Attack chains typically weaponize newly disclosed vulnerabilities in edge devices, such as CVE-2026-35616, to deliver a shell script dropper. This dropper first checks for the presence of existing malware and, if absent, proceeds to download the primary payload, tailored to the detected processor architecture (e.g., mips, mips64, mipsel, or mipsel64). Upon successful launch, the malware is designed to remove itself from the disk, leaving minimal forensic evidence.
The core malware facilitates scanning and target reconnaissance by fingerprinting the host system. It then receives scanning tasks from a central C2 server and executes high-volume probing across various protocols, including TCP, SSL, UDP, and ICMP. The malware captures responses, such as TLS certificates and metadata, and reports these findings back to the dispatch server. The primary goal of this activity is infrastructure reconnaissance, rather than direct exploitation.
A notable capability of the JDY malware is its adaptive scanning methodology, which depends on its privilege level on the local system. If the malware has root privileges and can open a raw socket, it initiates high-speed SYN scanning using custom-crafted TCP packets. If raw sockets are unavailable, or if the task involves web scanning, the engine switches to standard TCP and TLS connections, or employs protocols like UDP and ICMP.

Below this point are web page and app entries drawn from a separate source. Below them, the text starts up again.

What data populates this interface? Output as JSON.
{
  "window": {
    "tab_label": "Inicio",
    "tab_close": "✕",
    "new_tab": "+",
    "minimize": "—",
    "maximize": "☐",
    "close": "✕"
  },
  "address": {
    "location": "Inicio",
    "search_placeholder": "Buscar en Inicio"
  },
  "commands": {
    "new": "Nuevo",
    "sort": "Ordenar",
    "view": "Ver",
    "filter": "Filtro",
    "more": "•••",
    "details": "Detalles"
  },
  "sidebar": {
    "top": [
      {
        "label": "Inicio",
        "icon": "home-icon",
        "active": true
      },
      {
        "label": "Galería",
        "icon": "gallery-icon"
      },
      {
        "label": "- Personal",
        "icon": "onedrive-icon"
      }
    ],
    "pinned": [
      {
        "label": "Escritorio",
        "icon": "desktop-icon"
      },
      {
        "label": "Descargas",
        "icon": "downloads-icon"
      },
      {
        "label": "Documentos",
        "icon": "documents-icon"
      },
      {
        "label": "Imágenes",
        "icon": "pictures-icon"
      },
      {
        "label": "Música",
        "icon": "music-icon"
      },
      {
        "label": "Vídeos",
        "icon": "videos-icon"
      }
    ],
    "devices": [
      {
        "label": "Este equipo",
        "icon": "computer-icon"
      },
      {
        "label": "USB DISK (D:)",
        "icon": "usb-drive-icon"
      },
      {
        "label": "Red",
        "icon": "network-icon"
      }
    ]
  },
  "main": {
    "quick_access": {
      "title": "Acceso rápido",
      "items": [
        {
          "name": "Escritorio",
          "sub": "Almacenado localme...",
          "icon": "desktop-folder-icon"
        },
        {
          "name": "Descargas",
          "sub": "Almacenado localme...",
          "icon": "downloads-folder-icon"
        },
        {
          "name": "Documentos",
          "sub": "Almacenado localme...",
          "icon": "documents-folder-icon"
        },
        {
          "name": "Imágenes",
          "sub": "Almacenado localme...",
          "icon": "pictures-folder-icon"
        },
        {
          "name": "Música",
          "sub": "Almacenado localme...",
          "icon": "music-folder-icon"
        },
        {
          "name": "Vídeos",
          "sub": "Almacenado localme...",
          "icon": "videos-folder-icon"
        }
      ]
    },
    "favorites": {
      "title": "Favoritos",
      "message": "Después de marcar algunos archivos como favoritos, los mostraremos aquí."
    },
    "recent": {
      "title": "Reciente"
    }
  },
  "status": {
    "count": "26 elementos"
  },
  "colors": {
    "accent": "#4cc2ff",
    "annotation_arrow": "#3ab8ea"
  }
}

This comprehensive data collection and reconnaissance activity likely informs asset discovery, vulnerability-targeting pipelines, and downstream exploitation or attack-orchestration systems. The JDY botnet demonstrates how IoT/SOHO botnets and covert networks of compromised devices are being repurposed for rapid vulnerability exploitation. Its growth and continued operation highlight the persistence and adaptability of modern reconnaissance networks, even after takedowns, within broader adversary ecosystems.
The evolution of JDY from a supporting component of the KV-botnet to an independent, high-performance reconnaissance capability underscores that disrupting individual nodes or clusters does not eliminate the underlying threat capability. Instead, the capability persists, adapts, and continues to provide adversaries with timely targeting data, often within hours of vulnerability disclosures. Organizations should remain vigilant and ensure their edge devices and networks are patched against known vulnerabilities, as the threat landscape continues to evolve.